Laba PT PIS Disebut Melonjak 4 Kali Lipat
Wimboyono Senoadji selaku penasihat hukum dari mantan Direktur Utama PT PIS Yoki Firnandi menegaskan, tidak ada intervensi dari kliennya dalam proses penyewaan tiga kapal oleh PT PIS.
Hal itu disampaikan Wimboyono seusai sidang lanjutan perkara dugaan tindak pidana korupsi tata kelola minyak mentah dan produk kilang minyak di Pengadilan Tindak Pidana Korupsi (Tipikor) pada Pengadilan Negeri Jakarta Pusat, Selasa (23/12).
Wimboyono mengatakan, PT PIS di bawah kepemimpinan Yoki sebagai direktur utama justru mendapatkan lonjakan keuntungan yang signifikan. Di mana, PT PIS mendapatkan laba higga empat kali lipat atau setara Rp9 triliun.

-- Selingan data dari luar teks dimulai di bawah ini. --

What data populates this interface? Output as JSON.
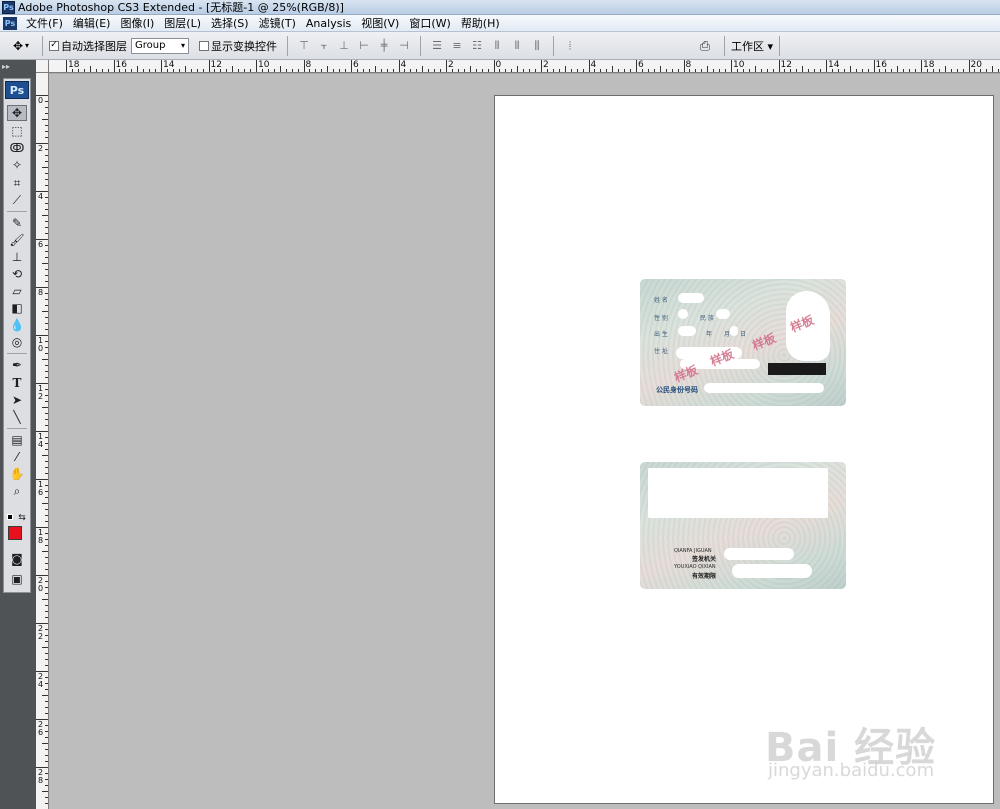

"PIS itu sendiri mengalami kemajuan yang pesat, termasuk peningkatan laba, sampai 4 kali lipat Rp 9 triliun. Untuk pertama kali, PIS itu memiliki kapal sampai 100 buah," kata Wimboyono kepada wartawan.
Pencapaian itu menurutnya menjadi hal penting dalam transformasi PT PIS sebagai perusahaan shipping energy terbesar di Asia Tenggaran.

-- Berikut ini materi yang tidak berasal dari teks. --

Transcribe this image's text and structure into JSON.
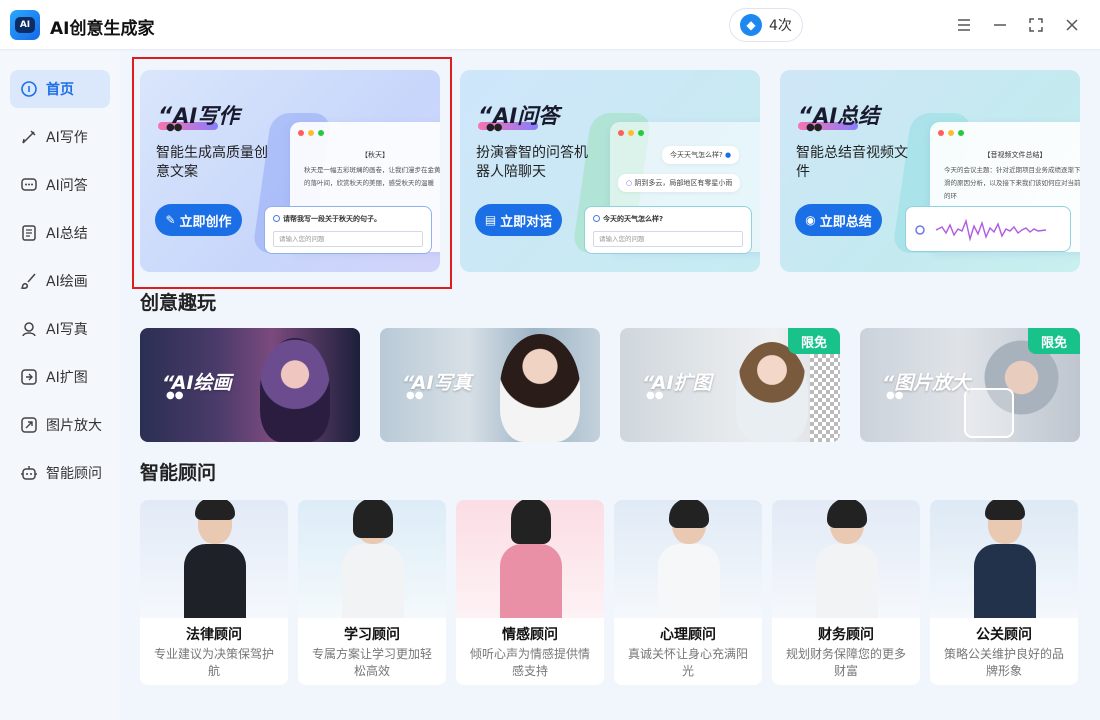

Fakta kinerja Yoki disebutnya penting dilihat secara utuh dalam konteks dakwaan dari jaksa penuntut umum yang menyebut bahwa Yoki telah merencanakan pengadaan tiga kapal milik PT Jenggala Maritim Nusantara (JMN).
"Ini perlu saya sampaikan, PIS ini kebutuhan sewa kapalnya itu sampai 200 kapal. Setahun ada 800 pengadaan, dan kapal JMN hanya 3, ini kecil sekali. Tidak signifikan untuk PIS," sebutnya.
"Pengadaannya itu kurang lebih sampai 800 tender setahun, yang dipersoalkan ini kan masalah pengadaannya," sambungnya.
Wimboyoni menjelaskan, Yoki tidak campur tangan dalam pengadaan kapal di PIS. Hal itu ditangani langsung oleh tim operasional yang bertingkat dan memiliki syarat tertentu, untuk mengangkut migas secara aman dan tepat waktu.
Yoki sendiri dijelaskannya tidak bertugas dalam pengadaan kapal di PT PIS. Hal tersebut ditangani khusus oleh direktorat operasional PT PIS, bukan Yoki sebagai direktur utama.
Hal itu juga telah diperkuat oleh keterangan para saksi yang dihadirkan jaksa selama persidangan. Saksi menyebutkan tidak ada campur tangan Yoki dalam pengadaan tiga kapal PT JMN.
"Mereka berpendapat tidak pernah ada campur tangan sama sekali dari Pak Yoki untuk yang tiga kapal. Bukan tiga kapal saja, selama tender ini sampai 800 tender itu tidak pernah ada campur tangan. Tidak pernah ada intervensi dari Pak Yoki," jelasnya.
Dia menyebut, seluruh proses pengadaan dilakukan sesuai dengan ketentuan dan prosedur yang berlaku. Selain itu, kata Wimboyono, pengadaannya pun mengacu pada harga pasar.
"Dan selama proses pengadaannya ini juga Pak YOKI sendiri juga tidak pernah menguntungkan diri sendiri. Itu semua langsung dengan PIS atau Pertamina. Saya rasa itu saja bisa saya sampai saja," pungkasnya.